Pete Nessler, CEO of FCStone Group, was raised in Chicago but earned his stripes in the grain fields of Iowa. Working with elevators and farmers, he helped turn Farmers Commodities Corp. from a group of co-ops into the international brokerage firm INTLFCStone that it is today. Along the way Nessler was a commodity trading advisor, jump started the firm’s move into ethanol and opened and nurtured the firms’ global presence from South America to Europe to Australia. We spoke with him about how the agricultural markets have changed during the past 30 years, and how a small Midwestern firm grew and changed with them.
Futures Magazine: You grew up in Chicago but went into agriculture?
Pete Nessler: I went to the University of Illinois [for engineering] but I was looking for something more, and met some guys in agriculture. I [then] started taking Ag Econ and Ag Industry courses, which were trading, hedging and basic marketing. I had great professors, like Hieronymus…all the old guys who wrote most of the books for futures trading were the professors and the people I got to deal with.
From there I went to Agra Industries and did cash trading. At the time Agra Industries, which was one of the big regionals, owned Farmers Commodities Corp. That’s where I learned hedging; it was at the height of the Falklands crisis so gold and silver were going up and down, soybeans were going up and down and with England and Argentina [at war], we had all the vessels trading prices going up and down. So it was learning by fire. [I had] to make decisions, as small as they were, [quickly], but it did give me a chance to do see how hedging, trading and the markets really worked.
FM: How long were you at FCC before you started the commodity trading advisor?
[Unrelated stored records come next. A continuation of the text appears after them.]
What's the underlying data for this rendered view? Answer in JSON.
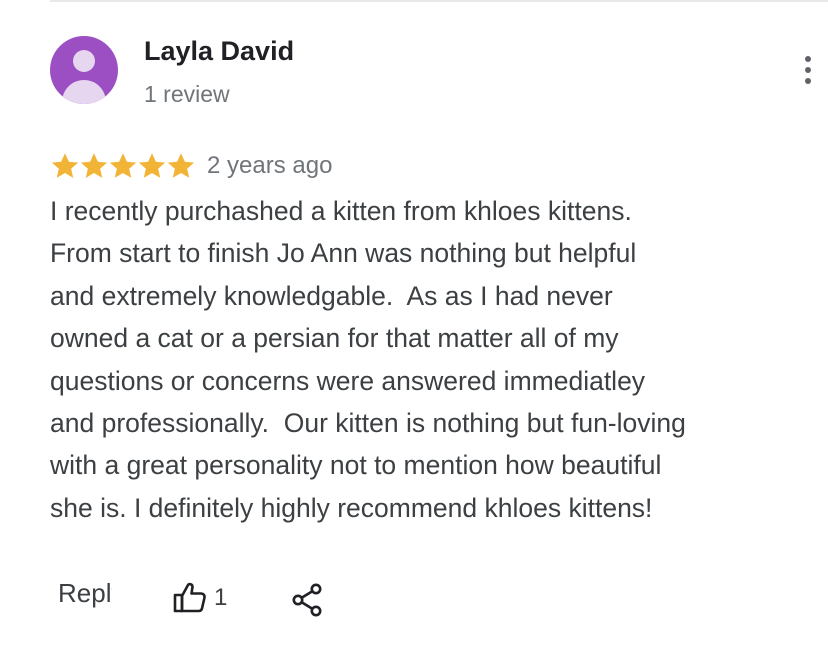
{
  "review": {
    "reviewer": {
      "name": "Layla David",
      "review_count": "1 review",
      "avatar_color": "#9c4fc2"
    },
    "rating": {
      "stars": 5,
      "max_stars": 5,
      "star_color": "#f2b437"
    },
    "date": "2 years ago",
    "text_lines": [
      "I recently purchashed a kitten from khloes kittens.",
      "From start to finish Jo Ann was nothing but helpful",
      "and extremely knowledgable.  As as I had never",
      "owned a cat or a persian for that matter all of my",
      "questions or concerns were answered immediatley",
      "and professionally.  Our kitten is nothing but fun-loving",
      "with a great personality not to mention how beautiful",
      "she is. I definitely highly recommend khloes kittens!"
    ],
    "actions": {
      "reply_label": "Reply",
      "like_count": "1",
      "like_icon": "thumbs-up-icon",
      "share_icon": "share-icon",
      "more_icon": "more-vertical-icon"
    }
  }
}
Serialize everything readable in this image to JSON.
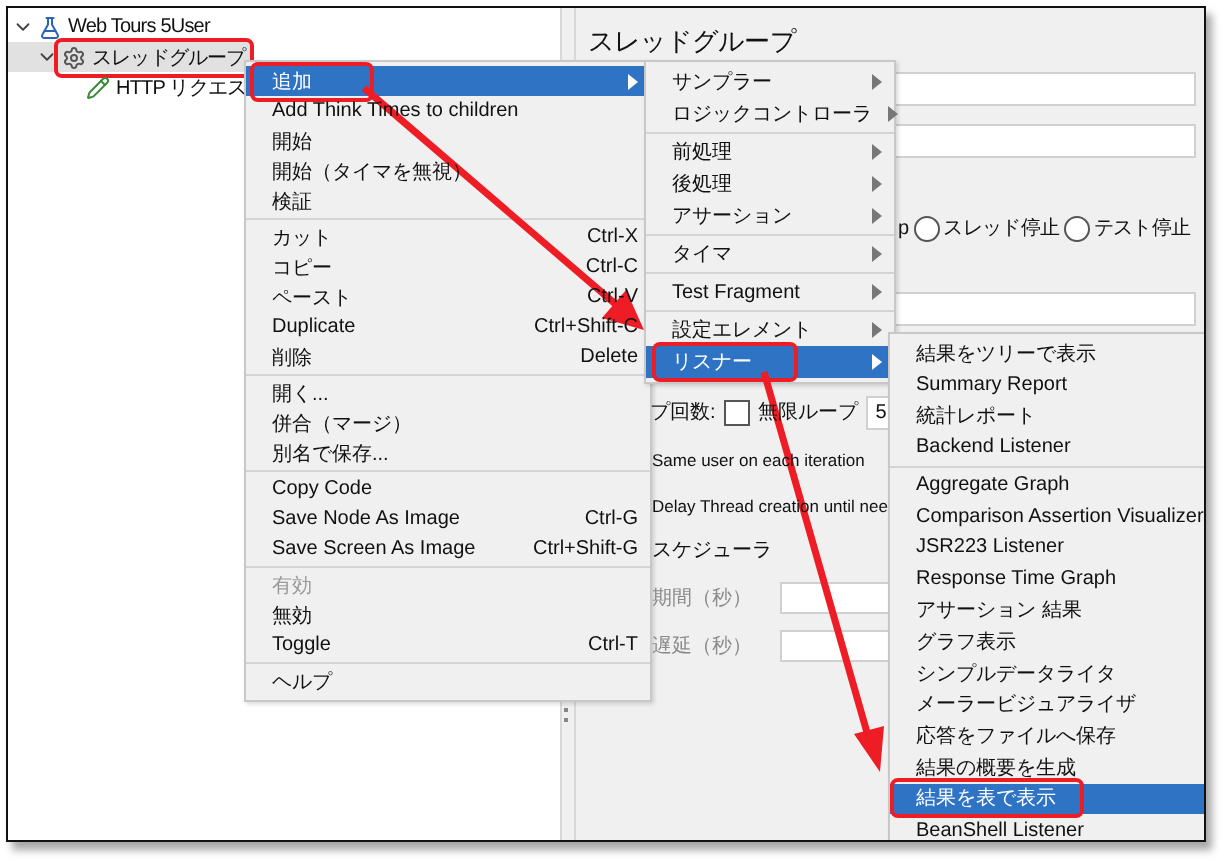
{
  "tree": [
    {
      "kind": "test_plan",
      "label": "Web Tours 5User",
      "expanded": true,
      "selected": false,
      "annotated": false,
      "children": [
        {
          "kind": "thread_group",
          "label": "スレッドグループ",
          "expanded": true,
          "selected": true,
          "annotated": true,
          "children": [
            {
              "kind": "sampler",
              "label": "HTTP リクエス",
              "selected": false,
              "annotated": false
            }
          ]
        }
      ]
    }
  ],
  "editor": {
    "title": "スレッドグループ",
    "error_action": {
      "partial_label": "p",
      "options": [
        {
          "label": "スレッド停止",
          "selected": false
        },
        {
          "label": "テスト停止",
          "selected": false
        }
      ]
    },
    "loop_count": {
      "label": "プ回数:",
      "infinite": {
        "label": "無限ループ",
        "checked": false
      },
      "value": "5"
    },
    "options": [
      {
        "label": "Same user on each iteration"
      },
      {
        "label": "Delay Thread creation until nee"
      }
    ],
    "scheduler_label": "スケジューラ",
    "timing_fields": [
      {
        "label": "期間（秒）",
        "disabled": true
      },
      {
        "label": "遅延（秒）",
        "disabled": true
      }
    ]
  },
  "context_menu": {
    "groups": [
      [
        {
          "label": "追加",
          "has_submenu": true,
          "selected": true,
          "disabled": false,
          "annotated": true
        },
        {
          "label": "Add Think Times to children",
          "has_submenu": false,
          "selected": false,
          "disabled": false,
          "annotated": false
        },
        {
          "label": "開始",
          "has_submenu": false,
          "selected": false,
          "disabled": false,
          "annotated": false
        },
        {
          "label": "開始（タイマを無視）",
          "has_submenu": false,
          "selected": false,
          "disabled": false,
          "annotated": false
        },
        {
          "label": "検証",
          "has_submenu": false,
          "selected": false,
          "disabled": false,
          "annotated": false
        }
      ],
      [
        {
          "label": "カット",
          "shortcut": "Ctrl-X",
          "has_submenu": false,
          "selected": false,
          "disabled": false,
          "annotated": false
        },
        {
          "label": "コピー",
          "shortcut": "Ctrl-C",
          "has_submenu": false,
          "selected": false,
          "disabled": false,
          "annotated": false
        },
        {
          "label": "ペースト",
          "shortcut": "Ctrl-V",
          "has_submenu": false,
          "selected": false,
          "disabled": false,
          "annotated": false
        },
        {
          "label": "Duplicate",
          "shortcut": "Ctrl+Shift-C",
          "has_submenu": false,
          "selected": false,
          "disabled": false,
          "annotated": false
        },
        {
          "label": "削除",
          "shortcut": "Delete",
          "has_submenu": false,
          "selected": false,
          "disabled": false,
          "annotated": false
        }
      ],
      [
        {
          "label": "開く...",
          "has_submenu": false,
          "selected": false,
          "disabled": false,
          "annotated": false
        },
        {
          "label": "併合（マージ）",
          "has_submenu": false,
          "selected": false,
          "disabled": false,
          "annotated": false
        },
        {
          "label": "別名で保存...",
          "has_submenu": false,
          "selected": false,
          "disabled": false,
          "annotated": false
        }
      ],
      [
        {
          "label": "Copy Code",
          "has_submenu": false,
          "selected": false,
          "disabled": false,
          "annotated": false
        },
        {
          "label": "Save Node As Image",
          "shortcut": "Ctrl-G",
          "has_submenu": false,
          "selected": false,
          "disabled": false,
          "annotated": false
        },
        {
          "label": "Save Screen As Image",
          "shortcut": "Ctrl+Shift-G",
          "has_submenu": false,
          "selected": false,
          "disabled": false,
          "annotated": false
        }
      ],
      [
        {
          "label": "有効",
          "has_submenu": false,
          "selected": false,
          "disabled": true,
          "annotated": false
        },
        {
          "label": "無効",
          "has_submenu": false,
          "selected": false,
          "disabled": false,
          "annotated": false
        },
        {
          "label": "Toggle",
          "shortcut": "Ctrl-T",
          "has_submenu": false,
          "selected": false,
          "disabled": false,
          "annotated": false
        }
      ],
      [
        {
          "label": "ヘルプ",
          "has_submenu": false,
          "selected": false,
          "disabled": false,
          "annotated": false
        }
      ]
    ]
  },
  "add_submenu": {
    "groups": [
      [
        {
          "label": "サンプラー",
          "has_submenu": true,
          "selected": false,
          "annotated": false
        },
        {
          "label": "ロジックコントローラ",
          "has_submenu": true,
          "selected": false,
          "annotated": false
        }
      ],
      [
        {
          "label": "前処理",
          "has_submenu": true,
          "selected": false,
          "annotated": false
        },
        {
          "label": "後処理",
          "has_submenu": true,
          "selected": false,
          "annotated": false
        },
        {
          "label": "アサーション",
          "has_submenu": true,
          "selected": false,
          "annotated": false
        }
      ],
      [
        {
          "label": "タイマ",
          "has_submenu": true,
          "selected": false,
          "annotated": false
        }
      ],
      [
        {
          "label": "Test Fragment",
          "has_submenu": true,
          "selected": false,
          "annotated": false
        }
      ],
      [
        {
          "label": "設定エレメント",
          "has_submenu": true,
          "selected": false,
          "annotated": false
        },
        {
          "label": "リスナー",
          "has_submenu": true,
          "selected": true,
          "annotated": true
        }
      ]
    ]
  },
  "listener_submenu": {
    "groups": [
      [
        {
          "label": "結果をツリーで表示",
          "selected": false,
          "annotated": false
        },
        {
          "label": "Summary Report",
          "selected": false,
          "annotated": false
        },
        {
          "label": "統計レポート",
          "selected": false,
          "annotated": false
        },
        {
          "label": "Backend Listener",
          "selected": false,
          "annotated": false
        }
      ],
      [
        {
          "label": "Aggregate Graph",
          "selected": false,
          "annotated": false
        },
        {
          "label": "Comparison Assertion Visualizer",
          "selected": false,
          "annotated": false
        },
        {
          "label": "JSR223 Listener",
          "selected": false,
          "annotated": false
        },
        {
          "label": "Response Time Graph",
          "selected": false,
          "annotated": false
        },
        {
          "label": "アサーション 結果",
          "selected": false,
          "annotated": false
        },
        {
          "label": "グラフ表示",
          "selected": false,
          "annotated": false
        },
        {
          "label": "シンプルデータライタ",
          "selected": false,
          "annotated": false
        },
        {
          "label": "メーラービジュアライザ",
          "selected": false,
          "annotated": false
        },
        {
          "label": "応答をファイルへ保存",
          "selected": false,
          "annotated": false
        },
        {
          "label": "結果の概要を生成",
          "selected": false,
          "annotated": false
        },
        {
          "label": "結果を表で表示",
          "selected": true,
          "annotated": true
        },
        {
          "label": "BeanShell Listener",
          "selected": false,
          "annotated": false
        }
      ]
    ]
  }
}
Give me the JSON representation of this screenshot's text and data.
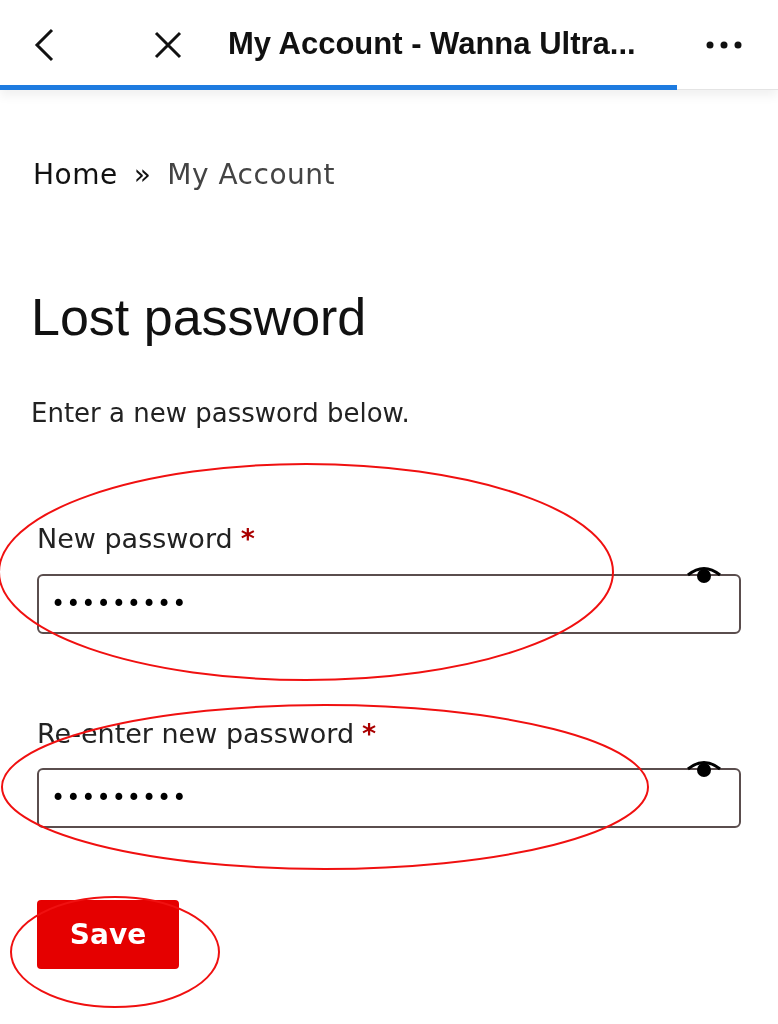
{
  "browser_bar": {
    "title": "My Account - Wanna Ultra...",
    "progress": {
      "level": 0.87
    }
  },
  "breadcrumb": [
    {
      "label": "Home",
      "kind": "link"
    },
    {
      "label": "»",
      "kind": "separator"
    },
    {
      "label": "My Account",
      "kind": "current"
    }
  ],
  "heading": "Lost password",
  "intro": "Enter a new password below.",
  "fields": [
    {
      "label": "New password",
      "required_mark": "*",
      "value": "•••••••••",
      "circled": true
    },
    {
      "label": "Re-enter new password",
      "required_mark": "*",
      "value": "•••••••••",
      "circled": true
    }
  ],
  "save_button": {
    "label": "Save",
    "circled": true
  }
}
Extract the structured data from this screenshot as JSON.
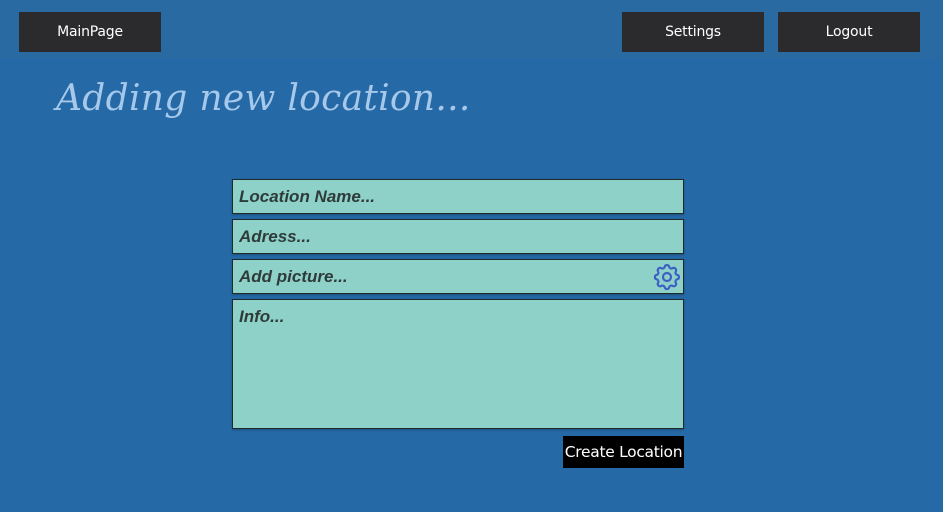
{
  "nav": {
    "main_label": "MainPage",
    "settings_label": "Settings",
    "logout_label": "Logout"
  },
  "page": {
    "title": "Adding new location..."
  },
  "form": {
    "name_placeholder": "Location Name...",
    "address_placeholder": "Adress...",
    "picture_label": "Add picture...",
    "picture_icon": "gear-icon",
    "info_placeholder": "Info...",
    "submit_label": "Create Location"
  },
  "colors": {
    "background": "#2569a6",
    "nav_button": "#2b2b2e",
    "title": "#a6c8ea",
    "field": "#8ed1c9",
    "icon": "#3d5fc4",
    "submit_button": "#000000"
  }
}
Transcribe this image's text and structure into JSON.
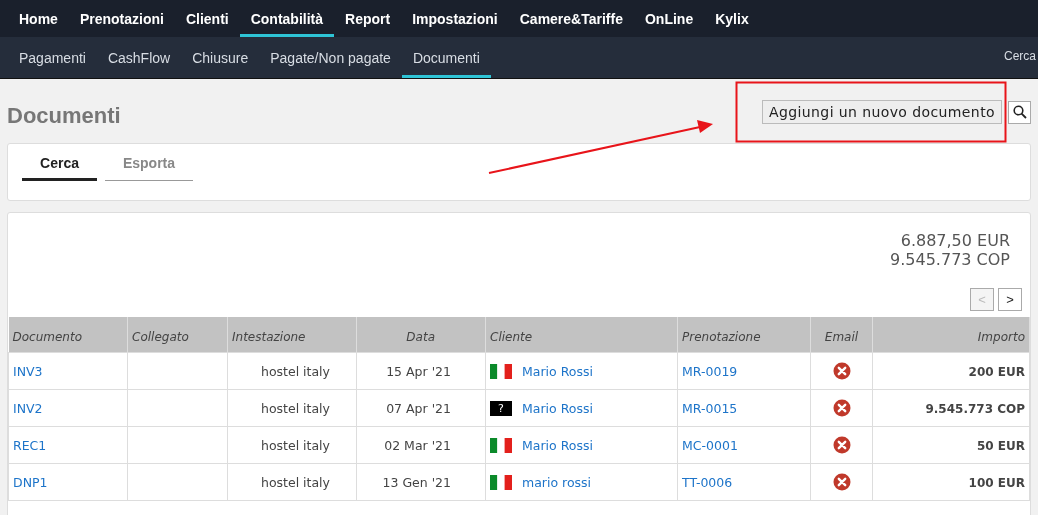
{
  "main_nav": [
    {
      "label": "Home",
      "selected": false
    },
    {
      "label": "Prenotazioni",
      "selected": false
    },
    {
      "label": "Clienti",
      "selected": false
    },
    {
      "label": "Contabilità",
      "selected": true
    },
    {
      "label": "Report",
      "selected": false
    },
    {
      "label": "Impostazioni",
      "selected": false
    },
    {
      "label": "Camere&Tariffe",
      "selected": false
    },
    {
      "label": "OnLine",
      "selected": false
    },
    {
      "label": "Kylix",
      "selected": false
    }
  ],
  "sub_nav": [
    {
      "label": "Pagamenti",
      "selected": false
    },
    {
      "label": "CashFlow",
      "selected": false
    },
    {
      "label": "Chiusure",
      "selected": false
    },
    {
      "label": "Pagate/Non pagate",
      "selected": false
    },
    {
      "label": "Documenti",
      "selected": true
    }
  ],
  "sub_nav_search": "Cerca",
  "page_title": "Documenti",
  "add_button": "Aggiungi un nuovo documento",
  "tabs": [
    {
      "label": "Cerca",
      "selected": true
    },
    {
      "label": "Esporta",
      "selected": false
    }
  ],
  "totals": [
    "6.887,50 EUR",
    "9.545.773 COP"
  ],
  "pager": {
    "prev": "<",
    "next": ">",
    "prev_disabled": true
  },
  "table": {
    "columns": [
      "Documento",
      "Collegato",
      "Intestazione",
      "Data",
      "Cliente",
      "Prenotazione",
      "Email",
      "Importo"
    ],
    "rows": [
      {
        "documento": "INV3",
        "intestazione": "hostel italy",
        "data": "15 Apr '21",
        "flag": {
          "kind": "italy"
        },
        "cliente": "Mario Rossi",
        "prenotazione": "MR-0019",
        "email_sent": false,
        "importo": "200 EUR"
      },
      {
        "documento": "INV2",
        "intestazione": "hostel italy",
        "data": "07 Apr '21",
        "flag": {
          "kind": "unknown",
          "text": "?"
        },
        "cliente": "Mario Rossi",
        "prenotazione": "MR-0015",
        "email_sent": false,
        "importo": "9.545.773 COP"
      },
      {
        "documento": "REC1",
        "intestazione": "hostel italy",
        "data": "02 Mar '21",
        "flag": {
          "kind": "italy"
        },
        "cliente": "Mario Rossi",
        "prenotazione": "MC-0001",
        "email_sent": false,
        "importo": "50 EUR"
      },
      {
        "documento": "DNP1",
        "intestazione": "hostel italy",
        "data": "13 Gen '21",
        "flag": {
          "kind": "italy"
        },
        "cliente": "mario rossi",
        "prenotazione": "TT-0006",
        "email_sent": false,
        "importo": "100 EUR"
      }
    ]
  }
}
PN: As the markets started changing, I was trading a little bit personally. I went to our CEO at the time and said, ‘what would you think if we started a commodity fund?’ We did…I was still an employee of FCC...and did that for about seven years.
FM: What was your trading methodology?
PN: I’m a fundamental approach trader, and I look at leveraging options. I learned that optionality in the physical market hedging and within the speculative market gives you more leverage, at least a pre-notion of your risk. I’d trade a lot of long options, three-way options, vertical call spreads, trading maybe shorter dated options [during] crop reports, things like that.
FM: How new were ag options at that point?
PN: They started in the mid-1980s. I really looked at it as I looked at fundamental analysis, for where the market can go and from there, looking at what position can be enhanced by going out longer term. I also traded the spread relationships and the cash market. And that is a big market that you don’t get a lot of big traders in anymore because there isn’t enough volume. High frequency could never trade spreads. That’s more the fundamental trader. There is a cash connection to spreads, in theory,to the underlying commodity.
Then I went back into the elevator hedging world, and the evolution of ethanol started. I went to the CEO and said ‘this is a big business that is going to change how U.S. ag markets look,’ and a colleague and I literally got on the road and started [visiting] the new wave of ethanol plants around 2000, 2001, and grew that business for the company.